Before we dive into our next unit (Trades, Jumps and Stops from the Context for Learning kits by Cathy Fosnot), I’m going to take some time next week to do some work on the collaboration part. I have been assigning partners all year. We’ve talked a lot about why I am choosing those particular partners for everyone. Now it is time for them to make some choices of their own and I will also be asking them to justify those choices and articulate what makes a good partners.
Once partnerships are established, partnerships last for a month. They stick together for every part of our day when they might need a partner – writing, reading, science, math and anything else. We will be working on building our collaboration skills all day long. Specifically in math, I am going to ask everyone to do a “turn and talk” with their partner during each Number Talk. Usually we do what I think most people do: I put up a problem, kids work them out alone, then we discuss them together. I think the turn and talk time will help them practice actually talking to their partner about how to solve the problems. They will be empty handed, so they can focus on talking about the math instead of arguing about who will be using the marker to write it down.
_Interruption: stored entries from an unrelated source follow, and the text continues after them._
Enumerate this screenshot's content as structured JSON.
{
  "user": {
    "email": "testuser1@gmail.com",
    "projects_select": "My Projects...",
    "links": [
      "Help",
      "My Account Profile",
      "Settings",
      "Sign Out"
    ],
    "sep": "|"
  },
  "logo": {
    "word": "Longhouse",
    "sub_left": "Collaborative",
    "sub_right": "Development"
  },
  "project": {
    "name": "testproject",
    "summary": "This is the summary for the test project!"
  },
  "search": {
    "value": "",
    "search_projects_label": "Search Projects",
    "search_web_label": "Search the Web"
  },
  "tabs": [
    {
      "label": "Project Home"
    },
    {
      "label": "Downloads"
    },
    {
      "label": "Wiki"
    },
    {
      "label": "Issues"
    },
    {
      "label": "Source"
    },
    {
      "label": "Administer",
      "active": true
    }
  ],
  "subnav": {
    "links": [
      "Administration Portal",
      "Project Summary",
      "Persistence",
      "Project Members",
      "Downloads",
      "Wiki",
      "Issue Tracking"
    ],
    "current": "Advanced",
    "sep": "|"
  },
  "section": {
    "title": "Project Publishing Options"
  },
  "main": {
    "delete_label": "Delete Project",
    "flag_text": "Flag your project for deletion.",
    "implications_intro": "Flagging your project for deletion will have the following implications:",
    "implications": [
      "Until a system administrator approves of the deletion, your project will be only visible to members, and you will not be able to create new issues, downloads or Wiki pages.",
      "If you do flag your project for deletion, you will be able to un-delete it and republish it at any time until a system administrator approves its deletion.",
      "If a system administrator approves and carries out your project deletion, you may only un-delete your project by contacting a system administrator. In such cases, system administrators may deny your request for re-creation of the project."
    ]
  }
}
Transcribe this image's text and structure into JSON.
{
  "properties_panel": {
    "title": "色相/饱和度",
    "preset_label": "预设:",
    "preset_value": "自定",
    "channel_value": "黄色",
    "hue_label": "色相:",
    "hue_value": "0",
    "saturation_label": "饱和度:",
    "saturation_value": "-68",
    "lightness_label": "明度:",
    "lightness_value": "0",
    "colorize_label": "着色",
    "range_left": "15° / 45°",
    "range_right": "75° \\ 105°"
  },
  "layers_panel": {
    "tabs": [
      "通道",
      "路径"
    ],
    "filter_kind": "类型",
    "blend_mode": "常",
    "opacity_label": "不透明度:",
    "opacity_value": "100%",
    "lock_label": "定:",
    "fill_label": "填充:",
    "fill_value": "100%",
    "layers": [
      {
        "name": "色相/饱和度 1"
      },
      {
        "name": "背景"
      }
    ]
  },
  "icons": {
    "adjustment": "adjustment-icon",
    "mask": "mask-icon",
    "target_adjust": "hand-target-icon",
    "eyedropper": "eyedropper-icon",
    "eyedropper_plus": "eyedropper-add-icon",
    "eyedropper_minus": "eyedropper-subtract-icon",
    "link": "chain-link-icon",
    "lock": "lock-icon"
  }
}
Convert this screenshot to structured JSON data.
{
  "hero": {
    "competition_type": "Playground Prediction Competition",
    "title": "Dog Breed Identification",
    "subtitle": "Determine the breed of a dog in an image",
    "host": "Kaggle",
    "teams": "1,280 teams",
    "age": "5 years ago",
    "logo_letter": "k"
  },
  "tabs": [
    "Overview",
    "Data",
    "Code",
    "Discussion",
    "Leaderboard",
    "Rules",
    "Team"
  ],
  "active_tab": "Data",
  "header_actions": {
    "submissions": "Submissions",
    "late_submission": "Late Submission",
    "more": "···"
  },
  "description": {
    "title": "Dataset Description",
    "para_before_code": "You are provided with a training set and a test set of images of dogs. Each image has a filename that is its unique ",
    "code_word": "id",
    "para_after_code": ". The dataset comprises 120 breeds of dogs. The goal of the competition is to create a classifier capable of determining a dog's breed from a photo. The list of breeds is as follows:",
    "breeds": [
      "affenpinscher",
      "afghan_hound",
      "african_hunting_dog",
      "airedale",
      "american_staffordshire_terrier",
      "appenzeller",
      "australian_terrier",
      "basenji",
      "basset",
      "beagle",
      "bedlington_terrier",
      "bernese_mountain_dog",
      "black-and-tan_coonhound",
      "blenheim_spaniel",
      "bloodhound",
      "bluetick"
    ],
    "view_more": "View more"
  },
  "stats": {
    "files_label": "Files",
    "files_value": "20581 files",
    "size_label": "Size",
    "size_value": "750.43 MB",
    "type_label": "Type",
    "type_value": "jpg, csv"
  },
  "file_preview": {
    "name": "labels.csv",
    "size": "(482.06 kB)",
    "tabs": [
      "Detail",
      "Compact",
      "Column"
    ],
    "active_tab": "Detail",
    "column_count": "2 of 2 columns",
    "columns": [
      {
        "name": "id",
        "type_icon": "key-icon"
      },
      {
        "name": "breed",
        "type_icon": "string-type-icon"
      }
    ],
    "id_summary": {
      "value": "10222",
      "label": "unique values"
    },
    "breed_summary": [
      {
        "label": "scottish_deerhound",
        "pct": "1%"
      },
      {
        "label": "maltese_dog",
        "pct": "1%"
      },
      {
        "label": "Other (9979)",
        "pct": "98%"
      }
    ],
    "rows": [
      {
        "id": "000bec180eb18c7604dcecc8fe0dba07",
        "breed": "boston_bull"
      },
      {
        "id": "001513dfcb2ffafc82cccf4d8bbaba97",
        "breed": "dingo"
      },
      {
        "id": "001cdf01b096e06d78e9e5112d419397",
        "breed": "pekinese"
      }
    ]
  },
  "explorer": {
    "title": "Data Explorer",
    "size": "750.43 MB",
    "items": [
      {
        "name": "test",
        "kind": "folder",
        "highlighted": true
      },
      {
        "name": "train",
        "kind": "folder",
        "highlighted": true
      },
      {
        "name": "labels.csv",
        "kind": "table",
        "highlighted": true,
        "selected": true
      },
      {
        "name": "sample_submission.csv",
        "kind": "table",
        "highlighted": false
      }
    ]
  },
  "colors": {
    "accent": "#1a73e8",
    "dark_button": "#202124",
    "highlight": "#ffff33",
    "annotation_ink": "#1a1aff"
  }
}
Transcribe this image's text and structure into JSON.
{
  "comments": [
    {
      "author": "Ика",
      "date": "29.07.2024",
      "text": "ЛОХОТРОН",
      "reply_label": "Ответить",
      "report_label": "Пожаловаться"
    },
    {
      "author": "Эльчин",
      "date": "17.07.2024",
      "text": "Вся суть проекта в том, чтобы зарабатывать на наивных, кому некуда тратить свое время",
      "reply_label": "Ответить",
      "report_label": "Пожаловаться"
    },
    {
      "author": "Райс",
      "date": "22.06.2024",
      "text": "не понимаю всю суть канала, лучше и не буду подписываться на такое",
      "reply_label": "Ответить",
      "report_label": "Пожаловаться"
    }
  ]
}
The second thing I am going to do is create some problems for everyone to solve. Today we are going to do an activity from The Super Source where partners work together on some describing and listening skills. One builds a design using no more than pattern blocks. The second partner is not allowed to see this. The first partner describes the design that was built so the second partner can recreate it. It’s a tricky exercise for 7 year olds, believe it or not. Positional language, attributes of geometric shapes, and expanding on one’s own words are all practiced. I find that the person describing often reverts to giving directions such as “get a triangle and put it on top of the square…no that way…no that way…no down…YES!” The other problems are going to involve some addition, maybe some subtraction and will be put in a context they can work with.
The final thing I really need to work on is how to respectfully disagree, and how to accept that “No, I don’t think so” isn’t the same as “I hate your guts and will never speak to you again!” It’s a hard one, but necessary.
I had initially planned for next week to be the start of my next unit. But I’m feeling better about this plan of action. It’s going to help us have a smoother run through the unit, and it is going too help me set up the Math Workshop groups we’ll need during the unit.